Último Tango em Paris (Last Tango in Paris – 1972)
Muita gente se lembra dele por causa de suas cenas de sexo,
alguns chegam a classificá-lo erroneamente como um filme erótico e até
pornográfico. Quem assiste procurando satisfazer estas necessidades irá
terminar frustrado, pois a obra de Bernardo Bertolucci é um estudo psicológico
sobre a mortalidade, a necessidade humana de se apegar a crenças e o
relacionamento.
A esposa do personagem de Marlon Brando acabou de se
suicidar, deixando-o completamente desorientado e amargurado. Subitamente sua
vida parece ter perdido o sentido, ele passa a rondar pelas ruas frias de Paris
procurando se isolar do mundo. A personagem de Maria Schneider também ronda a
cidade, procurando um sentido em sua existência. Seu noivo, vivido por
Jean-Pierre Léaud (eterno “Antoine Doinel”, de Truffaut), um narcisista fútil
que representa um mundo politicamente correto. Num toque de gênio, o roteiro
torna-o um cineasta que persegue sua noiva pela cidade, acompanhado de suas
câmeras, como se a filmasse para um projeto que está preparando. Vejo isso como
um simbolismo perfeito. Todos os beijos do casal são pensados para o melhor
posicionamento da câmera, assim como todos os diálogos e declarações de amor se
mostram calculados, artificiais. Com o casal Jean-Pierre e Maria, Bertolucci
quis representar o falso amor, aquele que é propagado aos quatro ventos, mas
não é sentido em sua essência. Sentimento de “fachada”, onde ambos posam para o
deleite da sociedade.
Brando e Maria representam o outro extremo de um
relacionamento, aquele no qual ambos procuram formas de se completarem. As tão
faladas cenas de sexo, em especial a que se utiliza da manteiga, existem por um
motivo. A intenção não é somente chocar o público, mas sim encaminhá-lo para
uma catarse emocional que acontece próximo do desfecho. Nessa relação não
existe amor. Brando insiste em não revelar seus nomes um ao outro, nem mesmo
suas histórias de vida. O sexo entre eles é um ritual de purificação
espiritual, onde caminham a passos rápidos em direção ao inferno, para só então
vislumbrarem um tipo de céu. Isso fica claro no terceiro ato, quando sua
relação intensifica e ambos flertam com radicalismos. Paul busca encontrar
naquela desconhecida a negação de qualquer sentimento, qualquer noção de
moralidade, expondo a falsa pudicícia da jovem. Jeanne deixa claro ao final,
quando encara a realidade de um questionamento externo sobre seus atos, sua regressão
psicológica ao confortável estado de vítima (“eu não o conheço, ele me
estuprou...”), algo essencial para que ela consiga se “domar” e aceitar o
ritual do casamento com seu noivo.
Minha cena favorita no filme ocorre num salão de dança,
quando um Paul totalmente vulnerável convida a desconfortável jovem, com quem
por semanas havia mantido uma relação tórrida (agora, incrivelmente sem "química"), para um trôpego tango. Sem
o elemento do mistério, ela já percebe em seu parceiro bêbado sua calvície, as
rugas nos olhos e os quilos a mais. É uma situação essencialmente trágica, como
todo tango deve emoldurar. Os competidores e seus passos perfeitamente calculados
são a hipócrita sociedade, enquanto Paul e Jeanne debocham descaradamente de
todo aquele ritual, conduzindo os jurados ao pânico.

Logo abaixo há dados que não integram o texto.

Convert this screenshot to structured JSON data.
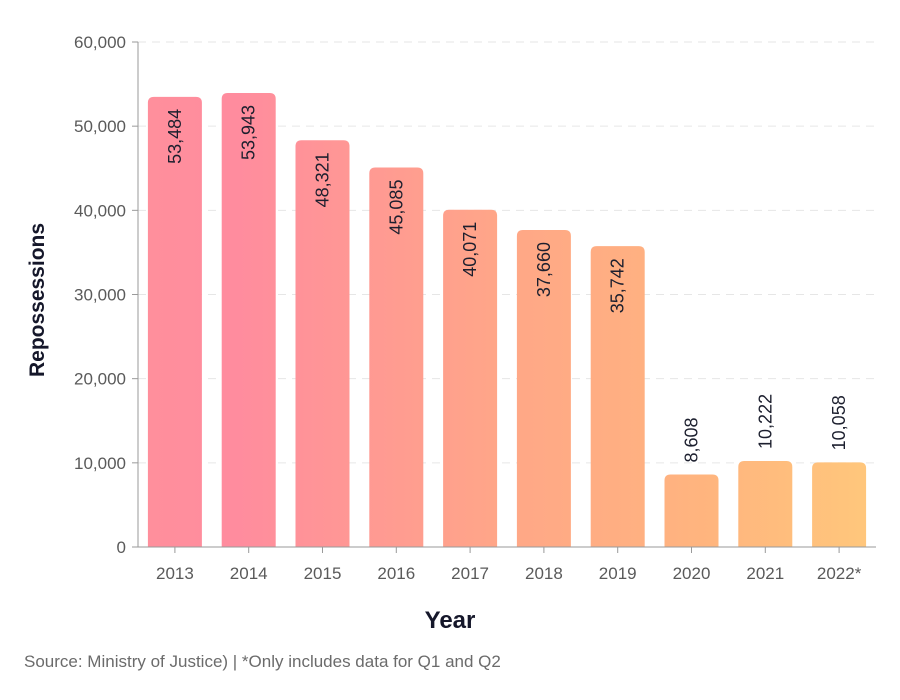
{
  "chart_data": {
    "type": "bar",
    "categories": [
      "2013",
      "2014",
      "2015",
      "2016",
      "2017",
      "2018",
      "2019",
      "2020",
      "2021",
      "2022*"
    ],
    "values": [
      53484,
      53943,
      48321,
      45085,
      40071,
      37660,
      35742,
      8608,
      10222,
      10058
    ],
    "value_labels": [
      "53,484",
      "53,943",
      "48,321",
      "45,085",
      "40,071",
      "37,660",
      "35,742",
      "8,608",
      "10,222",
      "10,058"
    ],
    "title": "",
    "xlabel": "Year",
    "ylabel": "Repossessions",
    "ylim": [
      0,
      60000
    ],
    "yticks": [
      0,
      10000,
      20000,
      30000,
      40000,
      50000,
      60000
    ],
    "ytick_labels": [
      "0",
      "10,000",
      "20,000",
      "30,000",
      "40,000",
      "50,000",
      "60,000"
    ],
    "grid": true,
    "legend": "none",
    "colors": {
      "bar_high": "#ff8f9c",
      "bar_mid": "#ffa686",
      "bar_low": "#ffc77c",
      "grid": "#e6e6e6",
      "axis": "#9a9a9a"
    }
  },
  "footer": {
    "source": "Source: Ministry of Justice) | *Only includes data for Q1 and Q2"
  }
}
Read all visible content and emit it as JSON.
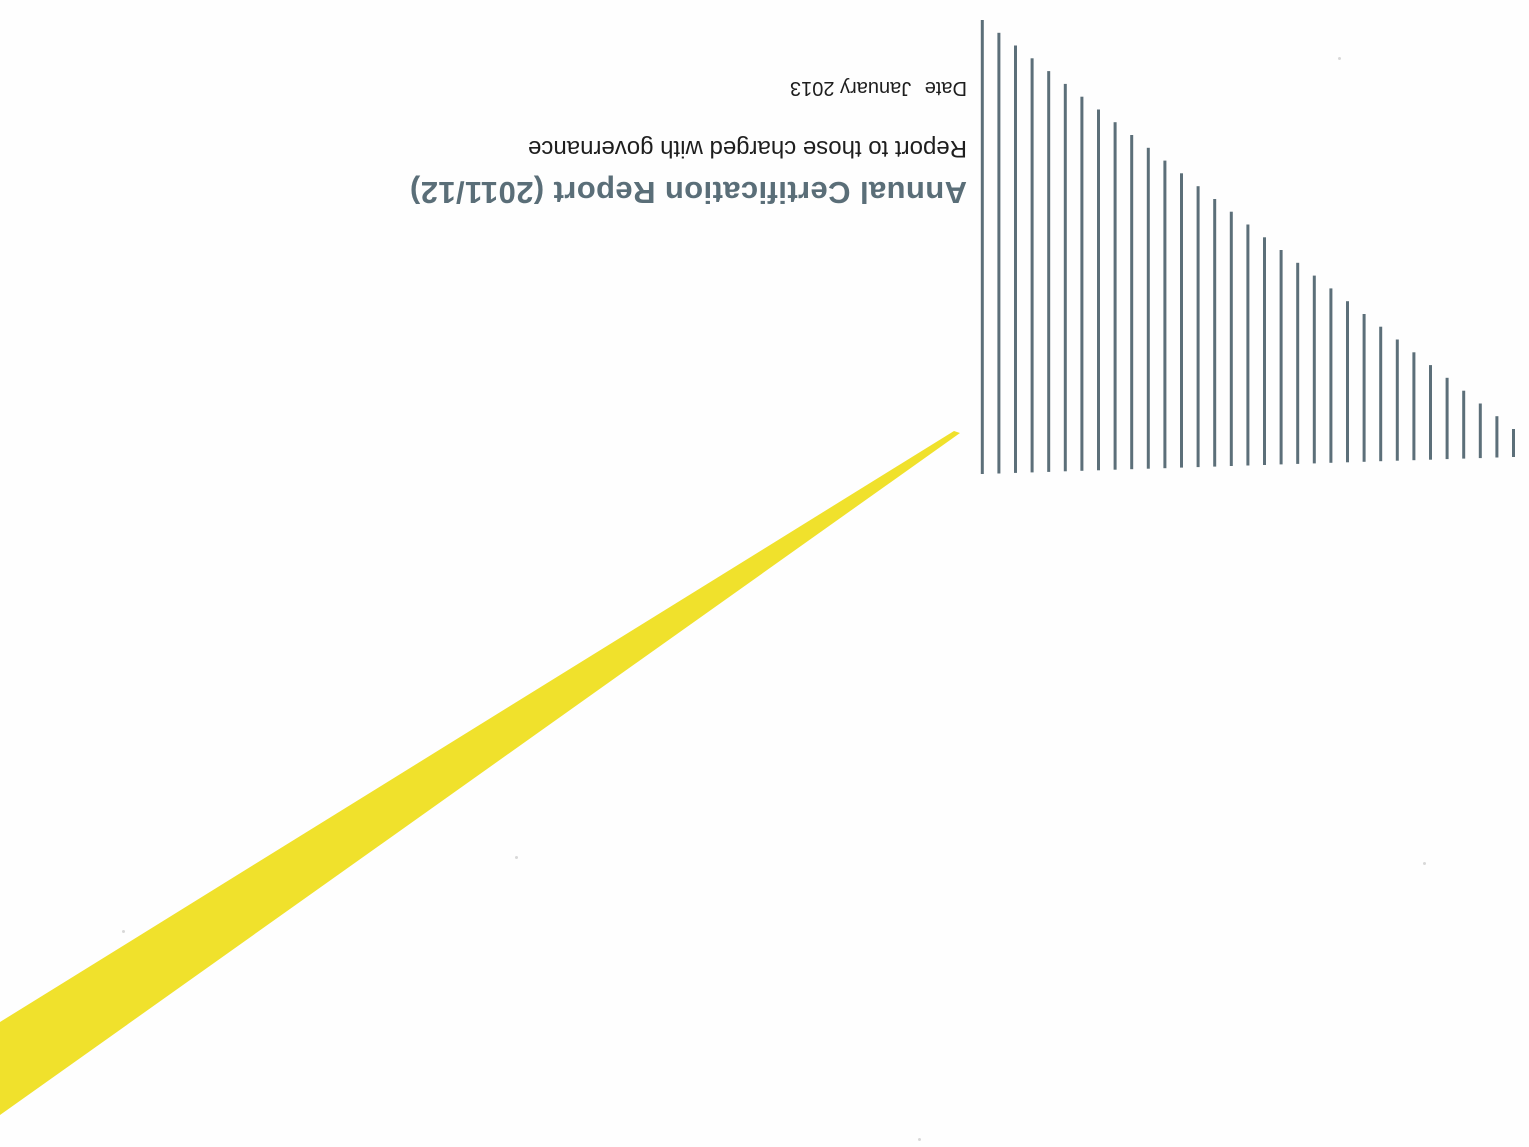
{
  "document": {
    "title": "Annual Certification Report (2011/12)",
    "subtitle": "Report to those charged with governance",
    "date_label": "Date",
    "date_value": "January 2013"
  },
  "colors": {
    "title": "#5a6e78",
    "text": "#1e1e1e",
    "stripes": "#5c6f79",
    "yellow_wedge": "#f0e12c",
    "background": "#fefefe"
  }
}
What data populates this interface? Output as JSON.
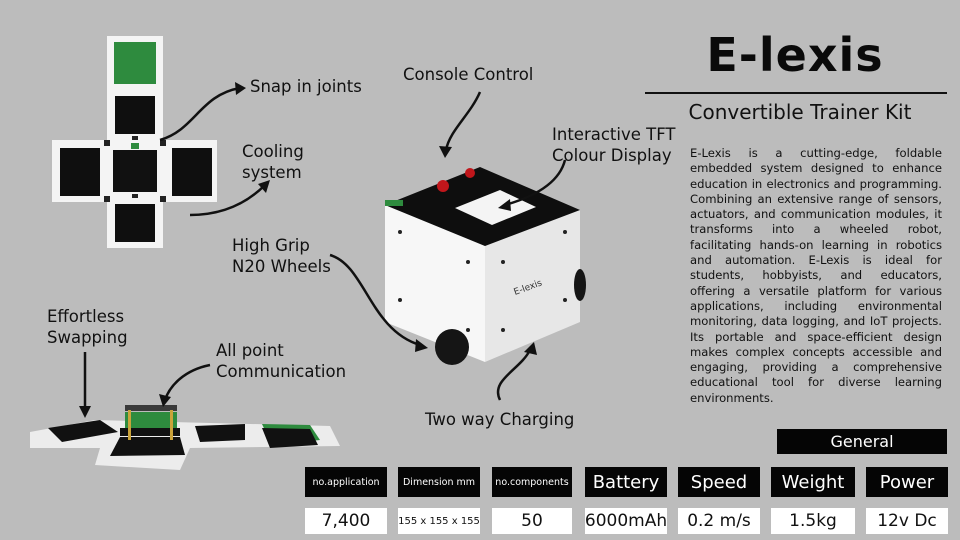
{
  "title": "E-lexis",
  "subtitle": "Convertible Trainer Kit",
  "description": "E-Lexis is a cutting-edge, foldable embedded system designed to enhance education in electronics and programming. Combining an extensive range of sensors, actuators, and communication modules, it transforms into a wheeled robot, facilitating hands-on learning in robotics and automation. E-Lexis is ideal for students, hobbyists, and educators, offering a versatile platform for various applications, including environmental monitoring, data logging, and IoT projects. Its portable and space-efficient design makes complex concepts accessible and engaging, providing a comprehensive educational tool for diverse learning environments.",
  "callouts": {
    "snap_joints": "Snap in joints",
    "cooling_line1": "Cooling",
    "cooling_line2": "system",
    "console_control": "Console Control",
    "tft_line1": "Interactive TFT",
    "tft_line2": "Colour Display",
    "wheels_line1": "High Grip",
    "wheels_line2": "N20 Wheels",
    "swap_line1": "Effortless",
    "swap_line2": "Swapping",
    "comm_line1": "All point",
    "comm_line2": "Communication",
    "charging": "Two way Charging"
  },
  "device_label": "E-lexis",
  "specs": {
    "section": "General",
    "items": [
      {
        "label": "no.application",
        "value": "7,400"
      },
      {
        "label": "Dimension mm",
        "value": "155 x 155 x 155"
      },
      {
        "label": "no.components",
        "value": "50"
      },
      {
        "label": "Battery",
        "value": "6000mAh"
      },
      {
        "label": "Speed",
        "value": "0.2 m/s"
      },
      {
        "label": "Weight",
        "value": "1.5kg"
      },
      {
        "label": "Power",
        "value": "12v Dc"
      }
    ]
  },
  "colors": {
    "background": "#bcbcbc",
    "header_fill": "#050505",
    "pcb_green": "#2e8b3e"
  }
}
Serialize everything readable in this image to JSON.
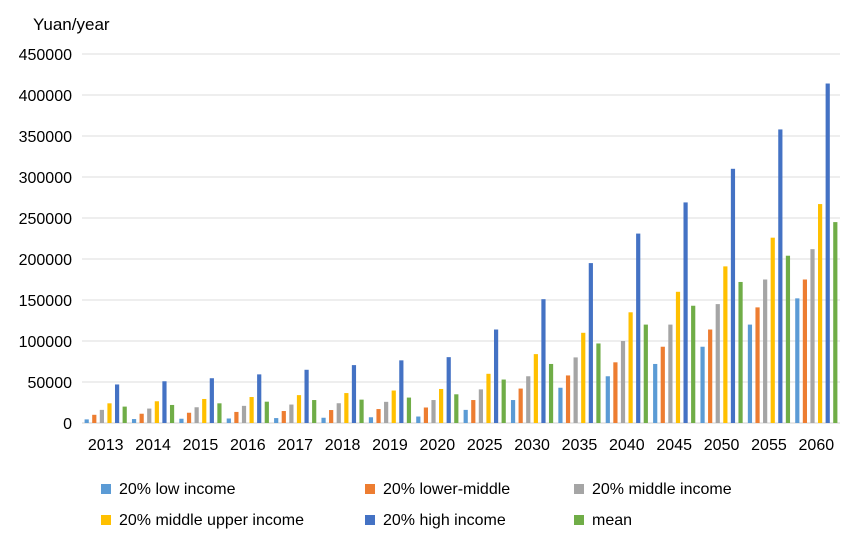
{
  "chart_data": {
    "type": "bar",
    "ylabel": "Yuan/year",
    "ylim": [
      0,
      450000
    ],
    "yticks": [
      0,
      50000,
      100000,
      150000,
      200000,
      250000,
      300000,
      350000,
      400000,
      450000
    ],
    "ytick_labels": [
      "0",
      "50000",
      "100000",
      "150000",
      "200000",
      "250000",
      "300000",
      "350000",
      "400000",
      "450000"
    ],
    "grid": true,
    "legend_position": "bottom",
    "categories": [
      "2013",
      "2014",
      "2015",
      "2016",
      "2017",
      "2018",
      "2019",
      "2020",
      "2025",
      "2030",
      "2035",
      "2040",
      "2045",
      "2050",
      "2055",
      "2060"
    ],
    "series": [
      {
        "name": "20% low income",
        "color": "#5B9BD5",
        "values": [
          4400,
          4800,
          5200,
          5500,
          6000,
          6400,
          7000,
          7900,
          16000,
          28000,
          43000,
          57000,
          72000,
          93000,
          120000,
          152000
        ]
      },
      {
        "name": "20% lower-middle",
        "color": "#ED7D31",
        "values": [
          10000,
          11300,
          12500,
          13500,
          14600,
          15800,
          17000,
          18900,
          28000,
          42000,
          58000,
          74000,
          93000,
          114000,
          141000,
          175000
        ]
      },
      {
        "name": "20% middle income",
        "color": "#A5A5A5",
        "values": [
          16000,
          17600,
          19200,
          20900,
          22500,
          24100,
          25800,
          28000,
          41000,
          57000,
          80000,
          100000,
          120000,
          145000,
          175000,
          212000
        ]
      },
      {
        "name": "20% middle upper income",
        "color": "#FFC000",
        "values": [
          24000,
          26500,
          29300,
          31700,
          34000,
          36500,
          39600,
          41500,
          60000,
          84000,
          110000,
          135000,
          160000,
          191000,
          226000,
          267000
        ]
      },
      {
        "name": "20% high income",
        "color": "#4472C4",
        "values": [
          47000,
          50900,
          54600,
          59300,
          64900,
          70600,
          76400,
          80300,
          114000,
          151000,
          195000,
          231000,
          269000,
          310000,
          358000,
          414000
        ]
      },
      {
        "name": "mean",
        "color": "#70AD47",
        "values": [
          20000,
          22000,
          24000,
          26000,
          28000,
          28500,
          31000,
          35000,
          53000,
          72000,
          97000,
          120000,
          143000,
          172000,
          204000,
          245000
        ]
      }
    ]
  }
}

Bertolucci utiliza os encontros do casal no velho
apartamento vazio como uma analogia ao processo de desmistificação do amor.
Trazendo-o para seus elementos mais primários e bestiais, desvincula-o de todos
os tabus referentes à idolatria, orgulho e religiosidade. Um filme denso e
imperfeito como a vida. Você pode encará-la ou virar o rosto em repúdio, mas
nunca negar sua pungente existência.